Zhong Biao Old and New

A Passerby (过客):

passerby

has long been one of my favorite Zhong Biao images. It is a painting from almost 20 years ago, long before Zhong shifted from oil to acrylic as paint of choice, and longer still before he started to add considerable elements of abstract imagery in his work. The painting is typical of Zhong’s hyper-realism, acutely drawn figures, personable and yet iconographic, as though this is not just any phone booth decked out in a global brand, it is this phone both, as distinctive as the autobiographical Zhong and, I am going to guess, his grandmother. Most notable, though, is the curvaceousness of the ground, suggesting the planet earth, and thus a global picture encoded with a smattering of signs, global and not.

The collapse of space-time is what I’m considering, though, when jumping to a 2010 Light Year (光年):

Light Year, 2010 Acrylic on Canvas, 440x717cm

Light Year, 2010
Acrylic on Canvas, 440x717cm

There is, I believe, considerable consistency from one to the next, only the constituent elements have shifted from landmarks of built and natural environments (Mt. Fuji, Coca-cola, the Forbidden City) to landmarks of larger space-time context, galaxies, planets, meteorites, and on down. The same coalescence of place and time, brought together through Zhong’s single lens vision which zooms in and out at once.

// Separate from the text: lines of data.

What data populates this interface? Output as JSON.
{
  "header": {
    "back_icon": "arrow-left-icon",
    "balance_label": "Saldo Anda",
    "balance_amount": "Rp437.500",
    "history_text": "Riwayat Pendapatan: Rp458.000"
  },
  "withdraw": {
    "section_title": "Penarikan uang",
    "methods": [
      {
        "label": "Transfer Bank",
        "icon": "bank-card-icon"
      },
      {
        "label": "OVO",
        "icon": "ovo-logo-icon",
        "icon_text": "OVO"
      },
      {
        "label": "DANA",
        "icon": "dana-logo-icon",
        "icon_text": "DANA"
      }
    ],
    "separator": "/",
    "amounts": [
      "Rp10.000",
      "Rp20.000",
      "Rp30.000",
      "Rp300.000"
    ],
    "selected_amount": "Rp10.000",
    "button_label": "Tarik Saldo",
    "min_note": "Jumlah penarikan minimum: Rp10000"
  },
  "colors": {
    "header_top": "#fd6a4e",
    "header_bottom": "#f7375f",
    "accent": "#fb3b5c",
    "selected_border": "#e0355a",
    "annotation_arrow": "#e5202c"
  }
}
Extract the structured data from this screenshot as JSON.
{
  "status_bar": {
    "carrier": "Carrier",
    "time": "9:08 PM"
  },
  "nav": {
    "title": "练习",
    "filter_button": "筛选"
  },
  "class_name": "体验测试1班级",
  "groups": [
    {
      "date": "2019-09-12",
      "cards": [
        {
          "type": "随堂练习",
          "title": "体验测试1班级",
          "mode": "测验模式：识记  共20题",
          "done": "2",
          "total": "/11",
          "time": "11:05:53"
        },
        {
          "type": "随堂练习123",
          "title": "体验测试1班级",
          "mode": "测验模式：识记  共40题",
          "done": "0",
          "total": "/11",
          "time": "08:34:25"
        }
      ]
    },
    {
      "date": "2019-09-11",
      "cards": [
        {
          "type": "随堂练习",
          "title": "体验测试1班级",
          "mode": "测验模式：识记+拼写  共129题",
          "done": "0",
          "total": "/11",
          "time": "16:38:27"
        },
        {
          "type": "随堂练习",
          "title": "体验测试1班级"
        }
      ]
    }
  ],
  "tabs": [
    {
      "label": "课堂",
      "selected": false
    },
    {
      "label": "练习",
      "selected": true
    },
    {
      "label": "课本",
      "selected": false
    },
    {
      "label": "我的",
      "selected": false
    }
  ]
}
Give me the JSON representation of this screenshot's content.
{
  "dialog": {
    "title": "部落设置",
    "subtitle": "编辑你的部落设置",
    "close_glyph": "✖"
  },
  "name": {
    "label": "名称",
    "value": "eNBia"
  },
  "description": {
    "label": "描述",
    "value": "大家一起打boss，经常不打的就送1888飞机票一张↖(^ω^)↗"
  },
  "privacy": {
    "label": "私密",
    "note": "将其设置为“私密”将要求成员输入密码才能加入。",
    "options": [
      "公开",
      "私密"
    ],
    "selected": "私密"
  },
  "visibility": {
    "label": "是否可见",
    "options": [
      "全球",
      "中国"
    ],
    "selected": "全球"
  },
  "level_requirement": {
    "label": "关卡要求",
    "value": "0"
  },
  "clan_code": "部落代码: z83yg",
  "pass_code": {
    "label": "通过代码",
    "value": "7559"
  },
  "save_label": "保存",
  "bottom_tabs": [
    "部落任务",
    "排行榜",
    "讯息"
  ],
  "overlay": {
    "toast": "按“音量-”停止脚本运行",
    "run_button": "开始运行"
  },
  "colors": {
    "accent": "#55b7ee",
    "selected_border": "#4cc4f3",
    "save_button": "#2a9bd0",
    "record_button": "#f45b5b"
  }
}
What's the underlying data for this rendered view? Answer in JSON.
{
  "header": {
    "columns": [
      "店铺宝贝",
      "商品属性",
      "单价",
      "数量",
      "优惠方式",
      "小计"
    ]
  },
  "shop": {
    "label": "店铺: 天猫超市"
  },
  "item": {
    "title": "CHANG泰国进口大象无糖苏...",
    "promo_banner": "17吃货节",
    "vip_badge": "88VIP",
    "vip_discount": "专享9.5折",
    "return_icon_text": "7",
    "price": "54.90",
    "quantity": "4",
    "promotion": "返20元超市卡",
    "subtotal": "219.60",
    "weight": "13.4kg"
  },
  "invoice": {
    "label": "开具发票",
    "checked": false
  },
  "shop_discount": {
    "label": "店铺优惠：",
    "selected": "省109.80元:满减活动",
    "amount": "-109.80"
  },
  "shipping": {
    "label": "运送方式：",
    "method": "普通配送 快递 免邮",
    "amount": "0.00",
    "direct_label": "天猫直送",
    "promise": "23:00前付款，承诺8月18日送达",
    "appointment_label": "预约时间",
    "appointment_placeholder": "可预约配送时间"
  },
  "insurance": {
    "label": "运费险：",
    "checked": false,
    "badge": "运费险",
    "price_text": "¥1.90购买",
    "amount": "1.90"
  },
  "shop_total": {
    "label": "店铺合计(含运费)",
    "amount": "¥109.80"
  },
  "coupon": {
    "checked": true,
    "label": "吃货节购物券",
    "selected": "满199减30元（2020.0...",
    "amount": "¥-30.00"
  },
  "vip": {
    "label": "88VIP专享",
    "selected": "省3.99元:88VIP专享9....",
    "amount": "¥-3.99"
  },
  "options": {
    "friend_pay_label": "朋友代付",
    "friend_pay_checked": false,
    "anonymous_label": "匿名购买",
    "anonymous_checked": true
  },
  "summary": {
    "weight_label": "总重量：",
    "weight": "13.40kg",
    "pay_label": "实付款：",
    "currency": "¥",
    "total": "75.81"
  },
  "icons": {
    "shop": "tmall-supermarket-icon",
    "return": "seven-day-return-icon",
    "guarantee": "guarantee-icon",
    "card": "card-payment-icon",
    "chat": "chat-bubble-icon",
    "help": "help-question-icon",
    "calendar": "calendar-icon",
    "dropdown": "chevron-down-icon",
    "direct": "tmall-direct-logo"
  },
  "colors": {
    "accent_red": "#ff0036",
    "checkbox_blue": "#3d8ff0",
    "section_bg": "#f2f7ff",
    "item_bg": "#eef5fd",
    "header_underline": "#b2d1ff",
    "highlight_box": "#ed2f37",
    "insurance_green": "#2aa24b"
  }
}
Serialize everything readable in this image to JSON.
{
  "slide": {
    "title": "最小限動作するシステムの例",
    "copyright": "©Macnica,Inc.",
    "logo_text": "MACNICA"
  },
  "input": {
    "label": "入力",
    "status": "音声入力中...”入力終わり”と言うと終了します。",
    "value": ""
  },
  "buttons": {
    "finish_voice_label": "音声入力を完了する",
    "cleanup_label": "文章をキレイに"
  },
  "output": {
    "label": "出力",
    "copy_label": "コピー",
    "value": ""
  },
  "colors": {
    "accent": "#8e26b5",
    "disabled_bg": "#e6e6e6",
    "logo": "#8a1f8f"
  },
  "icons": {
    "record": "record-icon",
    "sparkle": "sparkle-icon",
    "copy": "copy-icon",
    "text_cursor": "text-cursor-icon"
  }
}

Putting the two images together meanwhile suggests another possibility, namely something approaching spirituality in Zhong’s work。 This is something I’ve never considered at length, but looking across works separated by decades there seems to be a more than accidental consistency to religious imagery (broadly construed). To go out a bit on an interpretative limb, in Light Year there is an impression of the Sistine Chapel, and the figure of Christ attended to by angels down right,

"Light Year" Excerpt

which loops back to the baby, oddly adult and somewhat surly as in early Renaissance work. Meanwhile, the title (Passerby) suggests much more Buddhist orientation, with the three generations framed by the comings and goings and the cranes, symbols of longevity. These hieratic dimensions, forming their own specific gravity of spiritual nature, take us back to the cosmic space-time of Zhong’s Light Year. In short, looking at these two, Zhong’s work appears to have changed more on the surface than on the inside.